Well, when we were in the process of buying our Hendy home, I knew we'd need a bit more furniture because we'd have an additional room (a den) here. I didn't want to break up our matched sets, so I bought an extra couch at a yard sale for $10 and Mom and I hauled it home in her Suburban. Since we didn't have the house yet but we'd already moved out of our other one, I stored it on Mom and Dad's patio for a couple of weeks, much to my dad's chagrin.

So a few weeks later we moved into the house and discovered that the new $10 couch was too big for the den. We switched it with the off-white-slipcovered-in-brown love seat from the living room, then bought another similar but not totally matchy brown slipcover for the $10 couch.

All was quiet on the couch front for a few months.

Then Mom and I worked a Humane Society yard sale where I fell in love with a brownish leather love seat. So, that time we borrowed PawPaw's truck, hauled the love seat to my living room, and moved the $10 couch downstairs to replace the gray couch that was beginning to show the strain of being occupied by an eighty-pound lab every day. We bought a black slipcover so it would match the music room (a.k.a. "Man Cave") theme. Then we hauled the gray couch to Mom's and dumped it at the top of her street for the trash men to take away.

Digression: Have I mentioned that the trash collectors hate me? Well, they do. I don't know what I ever did to them, but they will not haul away anything I leave at the curb. My neighbors can leave all manner of household refuse at their curbs and it gets picked up that day. I, on the other hand, have had a rusty old planter and an ancient chandelier sitting by the street for two weeks and no one in the sanitation profession has even glanced at it. Grrr...

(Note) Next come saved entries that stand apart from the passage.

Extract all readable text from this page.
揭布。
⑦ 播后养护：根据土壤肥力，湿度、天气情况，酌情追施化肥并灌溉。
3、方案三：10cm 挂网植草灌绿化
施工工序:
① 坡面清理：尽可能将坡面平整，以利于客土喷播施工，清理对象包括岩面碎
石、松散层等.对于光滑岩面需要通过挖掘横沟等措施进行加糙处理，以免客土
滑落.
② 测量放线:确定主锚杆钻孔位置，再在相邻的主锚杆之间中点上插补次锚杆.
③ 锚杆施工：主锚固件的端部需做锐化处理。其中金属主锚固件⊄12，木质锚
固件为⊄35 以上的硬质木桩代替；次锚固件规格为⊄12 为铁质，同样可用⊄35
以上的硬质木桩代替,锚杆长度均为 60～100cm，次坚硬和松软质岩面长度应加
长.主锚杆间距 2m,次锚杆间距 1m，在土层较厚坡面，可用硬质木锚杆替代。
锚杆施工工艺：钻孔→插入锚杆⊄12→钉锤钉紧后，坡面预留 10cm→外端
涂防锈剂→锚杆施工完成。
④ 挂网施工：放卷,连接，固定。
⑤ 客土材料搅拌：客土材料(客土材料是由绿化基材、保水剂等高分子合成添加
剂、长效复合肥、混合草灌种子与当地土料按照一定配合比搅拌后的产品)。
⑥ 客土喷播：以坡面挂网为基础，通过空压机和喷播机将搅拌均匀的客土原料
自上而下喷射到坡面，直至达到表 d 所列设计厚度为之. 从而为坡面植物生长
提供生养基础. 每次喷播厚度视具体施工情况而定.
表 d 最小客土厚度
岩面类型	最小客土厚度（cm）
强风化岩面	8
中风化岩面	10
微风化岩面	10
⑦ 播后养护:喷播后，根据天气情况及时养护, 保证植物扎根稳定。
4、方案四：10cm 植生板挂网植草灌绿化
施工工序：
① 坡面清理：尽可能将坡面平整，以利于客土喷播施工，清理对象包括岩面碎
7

Anyway, so I've been fairly disciplined with my upholstered furniture purchases for a few months. Then last week we found a free couch and love seat that had seen better days, but we thought it would be okay for my brother. See, he's taken out his own trash by kicking his wife out of the house. (Sorry, I'll retract my claws now, but she totally deserves that comment.) Since she'll be taking some furniture with her if she ever finally picks up her crap from his house (sorry, claws again, gotta work on that), we thought he could use them. Once we got it to his house (with the use of PawPaw's truck again), we realized it was in worse shape than we'd originally thought. Now it's waiting to be carted off to Goodwill.

So today Mom and I were out yard saling again (of course, because it's Saturday. Duh!) and we found a sleeper sofa that I could afford. I've been looking for one so that when my in-laws come to stay we can offer an alternative bedding option (other than the Aerobed, which is losing air through a slow leak so that our guests end up flat on the floor by morning--because we're givers, you see), but they were all either too expensive or in really bad shape. The sleeper sofa is a woven kind of rust and brown combination that would be really pretty if it weren't unraveled in a couple (okay, several) places, but it'll look great with a slipcover on it. And I just happen to have a couple of those lying around. Ha!

So, you guessed it, we borrowed a truck (this time my brother's) and brought home the sleeper sofa, then hauled the old $10 couch to Goodwill (because the couch I'd been sitting on for months was not good enough for my brother to put in his garage TV room). What a couch snob!

I washed all the covers that would unzip in the washing machine, then shampooed and vacuumed the parts that aren't removable, and sprayed antimicrobial Febreeze over all the cushions. Now I have a new (to me) sleeper sofa.

So there you have it. Seven couches moved in less than 16 months. There's probably a cure for this sickness, but I don't want to know. I don't suffer from my insanity--I enjoy every minute of it.

And don't even talk to me about shoes. Just don't.